Thursday, July 30, 2009

Galatians

I've been thinking a little about Galatians and polygamy today. Paul's letter to the Galatians was written some time between AD54 and AD 57-between the 2nd and 3rd missionary journeys. This letter to the Galatian churches is a personal one. At times, it seems almost loving; others full of anger. This letter was written to address a major controversy in the early Christian church.

False teachers were commanding early Christians to follow the Law of Moses, in order to be counted as the Children of God. Paul is angry that they are still preaching the Old covenant, even though Christ had already paid that debt in Holy blood. Early Christians were no longer required to provide daily sacrifices to atone for their failing to follow a Law that no one among us is perfect enough to keep. Paul speaks of moving away from the rigidness of the "Thou shalt nots" and the endless reinterpretations and human laws built to bubble and enforce these 10 commandments.

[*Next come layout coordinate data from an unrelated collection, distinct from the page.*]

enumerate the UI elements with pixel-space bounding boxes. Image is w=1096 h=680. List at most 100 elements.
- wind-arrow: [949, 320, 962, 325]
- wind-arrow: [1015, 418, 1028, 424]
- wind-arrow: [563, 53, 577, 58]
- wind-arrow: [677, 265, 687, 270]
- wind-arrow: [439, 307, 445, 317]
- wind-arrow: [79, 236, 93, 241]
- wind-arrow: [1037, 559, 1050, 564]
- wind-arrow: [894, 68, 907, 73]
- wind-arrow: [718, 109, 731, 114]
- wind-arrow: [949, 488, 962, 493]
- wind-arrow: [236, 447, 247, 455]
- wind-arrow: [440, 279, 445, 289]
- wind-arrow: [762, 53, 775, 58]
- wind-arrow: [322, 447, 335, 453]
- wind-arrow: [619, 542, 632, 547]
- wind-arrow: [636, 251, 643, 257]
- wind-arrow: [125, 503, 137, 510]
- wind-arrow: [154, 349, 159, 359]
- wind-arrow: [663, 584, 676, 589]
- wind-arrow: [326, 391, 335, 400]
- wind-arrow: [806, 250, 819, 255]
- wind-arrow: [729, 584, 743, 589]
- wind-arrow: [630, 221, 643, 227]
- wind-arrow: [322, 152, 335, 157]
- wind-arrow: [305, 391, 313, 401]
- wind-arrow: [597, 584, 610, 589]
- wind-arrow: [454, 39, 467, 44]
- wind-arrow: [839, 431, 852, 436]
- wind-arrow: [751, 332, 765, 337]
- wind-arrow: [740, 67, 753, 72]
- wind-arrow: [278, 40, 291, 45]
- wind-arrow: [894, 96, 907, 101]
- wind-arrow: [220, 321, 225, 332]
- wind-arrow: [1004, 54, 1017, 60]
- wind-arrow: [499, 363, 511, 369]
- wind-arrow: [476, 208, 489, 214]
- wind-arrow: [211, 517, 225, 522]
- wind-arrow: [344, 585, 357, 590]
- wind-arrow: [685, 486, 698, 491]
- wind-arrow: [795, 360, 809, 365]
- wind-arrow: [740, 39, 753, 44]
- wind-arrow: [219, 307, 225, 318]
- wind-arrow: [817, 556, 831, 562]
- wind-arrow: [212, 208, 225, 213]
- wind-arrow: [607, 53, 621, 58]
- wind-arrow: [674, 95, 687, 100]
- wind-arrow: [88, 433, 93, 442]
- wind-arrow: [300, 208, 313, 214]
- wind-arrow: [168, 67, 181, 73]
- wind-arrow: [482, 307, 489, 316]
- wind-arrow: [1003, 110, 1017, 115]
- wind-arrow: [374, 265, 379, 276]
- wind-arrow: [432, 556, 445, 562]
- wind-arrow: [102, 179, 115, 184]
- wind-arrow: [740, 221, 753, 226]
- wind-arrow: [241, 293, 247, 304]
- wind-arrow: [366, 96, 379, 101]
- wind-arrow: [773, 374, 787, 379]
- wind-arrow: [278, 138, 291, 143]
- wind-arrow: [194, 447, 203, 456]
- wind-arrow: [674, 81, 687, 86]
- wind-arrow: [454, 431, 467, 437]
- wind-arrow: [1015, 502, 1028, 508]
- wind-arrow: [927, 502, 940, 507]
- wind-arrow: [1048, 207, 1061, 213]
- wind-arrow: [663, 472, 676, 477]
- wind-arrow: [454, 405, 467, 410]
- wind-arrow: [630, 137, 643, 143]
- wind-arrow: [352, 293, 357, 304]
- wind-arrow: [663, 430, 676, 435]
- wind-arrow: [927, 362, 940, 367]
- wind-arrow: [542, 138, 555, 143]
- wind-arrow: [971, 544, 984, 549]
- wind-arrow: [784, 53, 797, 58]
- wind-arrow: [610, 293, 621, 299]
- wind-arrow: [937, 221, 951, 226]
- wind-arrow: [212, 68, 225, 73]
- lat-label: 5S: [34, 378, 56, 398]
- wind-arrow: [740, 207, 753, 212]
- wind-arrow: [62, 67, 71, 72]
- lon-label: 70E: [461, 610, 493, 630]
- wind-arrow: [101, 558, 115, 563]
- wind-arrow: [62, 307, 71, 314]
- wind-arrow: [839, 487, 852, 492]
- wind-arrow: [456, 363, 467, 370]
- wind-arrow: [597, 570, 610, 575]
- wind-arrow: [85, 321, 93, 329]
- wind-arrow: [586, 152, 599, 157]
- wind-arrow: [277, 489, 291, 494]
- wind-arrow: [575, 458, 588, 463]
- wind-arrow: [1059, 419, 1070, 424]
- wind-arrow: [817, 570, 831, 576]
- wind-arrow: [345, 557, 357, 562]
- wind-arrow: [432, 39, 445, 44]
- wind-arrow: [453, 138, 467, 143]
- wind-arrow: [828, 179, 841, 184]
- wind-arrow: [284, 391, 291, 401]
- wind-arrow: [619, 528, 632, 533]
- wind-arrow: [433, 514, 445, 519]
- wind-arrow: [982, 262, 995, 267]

Paul's letter teaches us about the new covenant. We are moved out of a time of salvation by following the letter of a Law and into a period of freedom where we are guided by a Holy Spirit to act with hearts of faith, goodness, kindness, and peace. This Spirit is gentle, nurturing, and roams among us almost as a guiding Mother, instead of the distant Father of Old. This is the theological equivalent of a 180. Our debt was paid and we only had to have enough faith to believe it, accept the free gift, and ask God directly to forgive our human failings. Under the New Covenant, a heart of worship, a strong faith, and the righteous actions that flow naturally from those were more important than the works of a human hand.

These new ideas were pretty hard for some to shallow. The safe, familiar darkness that they had been taught all their lives was much more comforting than stepping outside the chains, into something new and full of wonder.

This is not altogether unlike a person choosing to welcome a marriage of three, instead of the dyad couplings we have all been taught. You have to step outside the familiar pronouns, attitudes, and jealousy to adopt a viewpoint that others may resist. One must have love, openness, honesty, transparency, selflessness, and take a risk of rejection with two people-instead of one. This choice requires a little teaching of your friends and family about a new idea and a larger family structure with even more love to spread around. There are new challenges, new obstacles, new ideas, new language, and new opportunities. You will be judged for your beliefs. All that once celebrated your old routines, will not accept your new path. You will lose someone close to you. If you make the good choices, you will gain something fought for and full of wonder.


Galatians 5:22-23: For these are the Fruits of the Spirit: love, joy, peace, patience, kindness, goodness, gentleness, and self-control. Against such things there is no law.


I want to build a family that celebrates these Fruits. I want my children to be like the seeds that fall on good soil, well cared for and loved. I want a family that can celebrate with me a new covenant of three, instead of a dyad of two. I don't want to be wedged between another couple, but accepted as the third point on a triangle, equal, trusted to support my partners, and connected to something larger than myself.